KINGSTOWN, St. Vincent, May 22, IWN – There is often a lot of talk locally about the size of the food import bill.
But Minister of Agriculture, Saboto Caesar, also wants some focus on the national food consumption bill.
Caesar, speaking at the Fisherman’s Day Rally at Calliaqua on Monday, lauded “the valiant effort” of the nation’s fisherfolk “who go to sea, day by day, to feed the nation”.
“It is not an easy thing to do. And any discussion of fisheries should be properly posited in a broader discussion of food security,” he said.
“And it is time for us, as a nation, not only to look at the food import bill but to look at what is the national food consumption bill. Because, when we look at the national food consumption bill, we will be able to take our imports and better appreciation [for] the hard work and the toil of our farmers, who go to the field on a daily basis, and of our fishermen who go to the seas on a daily basis to build this blessed country,” Caesar said.
He further said the Fisheries Division will work hard to ensure it meets the requisite standard for the export of seafood to the European Union.
“It is very important as we expand in term of the technology that we … also find the markets internationally and that we can meet the requisite standard for the European market, and that is being worked on, as we speak,” Caesar further said.
This country has not met the standard required to export seafood to the EU for more than a decade.
The minister also spoke of the lionfish, a venomous, voracious, invasive species that is a threat to local fish stocks.
He said he ate lionfish for the first time earlier that day.
“And I enjoyed the lionfish.
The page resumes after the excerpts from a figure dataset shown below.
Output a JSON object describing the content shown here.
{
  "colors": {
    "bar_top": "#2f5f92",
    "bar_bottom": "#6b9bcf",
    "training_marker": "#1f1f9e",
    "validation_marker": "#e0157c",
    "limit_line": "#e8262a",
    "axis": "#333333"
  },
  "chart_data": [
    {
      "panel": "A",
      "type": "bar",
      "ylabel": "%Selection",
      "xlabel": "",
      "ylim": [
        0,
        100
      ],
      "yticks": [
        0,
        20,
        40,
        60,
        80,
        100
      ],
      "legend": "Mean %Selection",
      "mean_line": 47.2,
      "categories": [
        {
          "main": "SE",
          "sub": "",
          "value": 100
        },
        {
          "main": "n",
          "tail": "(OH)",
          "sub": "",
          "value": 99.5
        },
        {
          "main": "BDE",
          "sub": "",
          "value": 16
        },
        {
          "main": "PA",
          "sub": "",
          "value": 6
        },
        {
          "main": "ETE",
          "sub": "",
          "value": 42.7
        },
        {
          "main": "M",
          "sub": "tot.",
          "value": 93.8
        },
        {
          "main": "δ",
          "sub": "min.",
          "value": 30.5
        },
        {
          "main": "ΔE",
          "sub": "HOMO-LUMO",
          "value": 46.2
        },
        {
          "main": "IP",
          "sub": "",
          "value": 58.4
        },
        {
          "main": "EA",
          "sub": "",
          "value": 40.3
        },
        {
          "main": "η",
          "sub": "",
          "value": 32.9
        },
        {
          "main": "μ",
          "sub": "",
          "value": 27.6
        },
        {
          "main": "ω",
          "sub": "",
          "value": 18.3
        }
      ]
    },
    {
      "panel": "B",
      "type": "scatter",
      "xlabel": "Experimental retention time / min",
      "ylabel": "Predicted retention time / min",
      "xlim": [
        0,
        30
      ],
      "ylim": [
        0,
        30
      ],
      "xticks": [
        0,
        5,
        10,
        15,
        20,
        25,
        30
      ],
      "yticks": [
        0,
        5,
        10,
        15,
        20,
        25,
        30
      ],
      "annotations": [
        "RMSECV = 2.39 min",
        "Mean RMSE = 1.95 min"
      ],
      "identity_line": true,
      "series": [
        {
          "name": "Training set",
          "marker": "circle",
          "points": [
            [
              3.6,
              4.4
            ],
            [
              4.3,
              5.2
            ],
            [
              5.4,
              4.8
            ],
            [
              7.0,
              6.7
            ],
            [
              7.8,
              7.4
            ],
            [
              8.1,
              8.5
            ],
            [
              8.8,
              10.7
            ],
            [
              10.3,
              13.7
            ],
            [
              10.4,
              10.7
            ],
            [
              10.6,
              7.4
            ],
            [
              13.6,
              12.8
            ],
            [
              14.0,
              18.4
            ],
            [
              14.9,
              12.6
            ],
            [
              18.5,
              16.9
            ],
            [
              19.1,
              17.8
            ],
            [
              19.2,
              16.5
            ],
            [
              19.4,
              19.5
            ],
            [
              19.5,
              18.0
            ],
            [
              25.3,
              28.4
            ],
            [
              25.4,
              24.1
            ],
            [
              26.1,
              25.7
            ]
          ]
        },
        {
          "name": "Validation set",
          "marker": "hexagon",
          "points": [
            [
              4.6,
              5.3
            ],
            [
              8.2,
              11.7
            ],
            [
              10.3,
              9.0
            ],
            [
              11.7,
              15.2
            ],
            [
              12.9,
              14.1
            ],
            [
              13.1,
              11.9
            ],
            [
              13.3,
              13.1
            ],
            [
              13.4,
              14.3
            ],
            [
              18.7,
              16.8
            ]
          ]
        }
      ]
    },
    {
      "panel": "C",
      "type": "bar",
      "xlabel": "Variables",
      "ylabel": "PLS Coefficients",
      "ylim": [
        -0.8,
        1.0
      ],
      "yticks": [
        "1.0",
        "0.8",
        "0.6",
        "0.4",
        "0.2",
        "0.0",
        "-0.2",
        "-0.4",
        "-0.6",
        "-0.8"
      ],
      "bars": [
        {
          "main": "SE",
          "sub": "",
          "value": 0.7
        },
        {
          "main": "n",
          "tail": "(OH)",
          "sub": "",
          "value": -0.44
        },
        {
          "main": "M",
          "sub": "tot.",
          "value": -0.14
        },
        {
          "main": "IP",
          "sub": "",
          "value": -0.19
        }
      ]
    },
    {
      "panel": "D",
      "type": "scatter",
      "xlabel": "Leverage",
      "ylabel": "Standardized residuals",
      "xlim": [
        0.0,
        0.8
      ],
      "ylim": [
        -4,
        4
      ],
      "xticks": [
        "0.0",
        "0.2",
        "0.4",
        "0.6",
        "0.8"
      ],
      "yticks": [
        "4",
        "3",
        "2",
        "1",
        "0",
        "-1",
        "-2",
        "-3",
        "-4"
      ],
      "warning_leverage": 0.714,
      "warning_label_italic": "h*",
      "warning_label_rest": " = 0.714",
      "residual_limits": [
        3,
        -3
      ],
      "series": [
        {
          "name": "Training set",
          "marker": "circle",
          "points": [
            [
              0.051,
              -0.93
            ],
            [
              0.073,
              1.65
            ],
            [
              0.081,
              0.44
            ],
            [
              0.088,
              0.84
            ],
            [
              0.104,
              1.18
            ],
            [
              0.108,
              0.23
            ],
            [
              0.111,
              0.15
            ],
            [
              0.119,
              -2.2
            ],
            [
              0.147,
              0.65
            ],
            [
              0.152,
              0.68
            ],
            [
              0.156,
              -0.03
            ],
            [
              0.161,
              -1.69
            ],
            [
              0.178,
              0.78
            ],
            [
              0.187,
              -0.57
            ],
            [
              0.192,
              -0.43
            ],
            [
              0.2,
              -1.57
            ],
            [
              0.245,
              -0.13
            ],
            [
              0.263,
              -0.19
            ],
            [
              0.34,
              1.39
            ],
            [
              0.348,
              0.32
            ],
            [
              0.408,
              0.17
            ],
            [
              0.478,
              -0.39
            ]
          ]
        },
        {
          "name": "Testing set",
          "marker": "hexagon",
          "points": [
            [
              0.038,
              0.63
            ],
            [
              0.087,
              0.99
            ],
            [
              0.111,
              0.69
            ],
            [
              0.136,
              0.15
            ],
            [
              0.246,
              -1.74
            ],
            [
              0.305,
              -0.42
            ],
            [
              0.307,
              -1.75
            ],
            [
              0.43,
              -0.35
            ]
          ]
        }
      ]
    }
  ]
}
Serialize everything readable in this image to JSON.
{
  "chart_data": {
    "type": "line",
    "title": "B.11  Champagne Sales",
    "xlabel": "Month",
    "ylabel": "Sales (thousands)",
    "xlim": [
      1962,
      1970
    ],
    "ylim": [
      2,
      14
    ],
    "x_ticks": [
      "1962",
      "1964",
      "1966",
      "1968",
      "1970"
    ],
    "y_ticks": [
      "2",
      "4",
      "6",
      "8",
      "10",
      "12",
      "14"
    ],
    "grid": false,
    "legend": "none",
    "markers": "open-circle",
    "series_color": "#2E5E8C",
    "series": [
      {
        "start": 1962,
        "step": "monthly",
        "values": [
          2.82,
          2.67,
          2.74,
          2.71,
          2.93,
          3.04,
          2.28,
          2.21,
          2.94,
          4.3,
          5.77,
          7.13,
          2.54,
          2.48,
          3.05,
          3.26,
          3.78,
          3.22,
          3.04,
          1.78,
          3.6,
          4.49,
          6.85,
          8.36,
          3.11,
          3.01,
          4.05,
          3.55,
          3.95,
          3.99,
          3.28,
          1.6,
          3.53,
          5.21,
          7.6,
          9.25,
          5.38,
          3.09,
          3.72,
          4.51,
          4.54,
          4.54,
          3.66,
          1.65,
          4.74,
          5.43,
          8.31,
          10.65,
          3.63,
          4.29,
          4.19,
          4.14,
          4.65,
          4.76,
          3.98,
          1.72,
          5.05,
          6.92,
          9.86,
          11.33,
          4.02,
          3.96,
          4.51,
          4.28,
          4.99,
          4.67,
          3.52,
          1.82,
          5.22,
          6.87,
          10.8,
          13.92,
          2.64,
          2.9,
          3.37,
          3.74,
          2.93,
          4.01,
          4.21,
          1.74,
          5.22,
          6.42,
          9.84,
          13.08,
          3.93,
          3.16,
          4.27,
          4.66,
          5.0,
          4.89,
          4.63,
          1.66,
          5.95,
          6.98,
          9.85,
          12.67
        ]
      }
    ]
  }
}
And I must say, even though it is a threat, in many islands in the Caribbean, we are making a significant opportunity out of this threat.”
Caesar also encouraged fishers’ cooperatives to work hard as the nation continues to build capacity, adding that is it hard for individual fisherfolk to do it on their own and that the Food and Agricultural Organisation last year recognised the importance of cooperatives.
“And I know, over the years, there has been a high level of distrust in cooperatives. And I see some of the fishermen here giving me a nod of approval. But I want to say to you this evening that, as we go forward, the cooperatives must continue to play a very integral role.”
Caesar noted that the Government established a $6 million credit facility a few years ago.
“It was, however, under utilised. And that is very instructive. The time has come for us now to not only look inwards but we have to look to attract many foreign direct investors into our country to assist us to develop our fisheries sub-sector,” he said.
Caesar added that over the last 12 years, the Government has done much work in developing the fisheries infrastructure.
He further announced that an investor from Denmark is interested in coming to invest in the fisheries subsector.
We as citizens are obligated to ensure our food security, which goes beyound just food importation. The question is how best can we utilized all our resources so as to ensure that the great majority of what is consumed in the country are produce locally. Are we fully utilizing our human and other resources so as to ensure maximum productivity in SVG? LET’S WORK TOWARDS THE ENHANCEMENT OF OUR FOOD SECURITY.
Let me take a sentence or quote from the minister of agriculture that caught my attention. He said, “But I want to say to you this evening that, as we go forward, the cooperatives must continue to play a very integral role.
That’s fine, but what happen to the one in Fancy? Was any lesson learned from that venture? How is he going to address the issues that made it a failure? Talk is cheap, but action speaks louder than words.
Then will he apply the same coop idea to agriculture, because farmers need to unite to combat the theft of their animals and products. Many have abandon the farms because the sow the seeds, but someone else reaps the harvest. There are several ways to ensure only products from legitimate farmers are sold anywhere in SVG. I hope the minister of agriculture and the minister of security, will work hand in hand to address this issue. The minister must also visit the various villages and towns to speak to farmers. Let the farmers know that he is behind them and will support them in the quest to sell their products.
And speaking about foodstuff: I was told that SVG now imports foodstuff from islands it once shipped these items to. So, I hope the minister will work closely with farmers to start putting SVG back where it once belonged – the bread basket for several other islands. Some years ago Jamaicans and other islanders living in Canada, were eager to see products from SVG. The taste and quality were the best.
The cost of food imports are seriously affected by Ralph Gonsalves who eats as much imported food as a small village, so much so, may I therefore suggest that he is declared a village.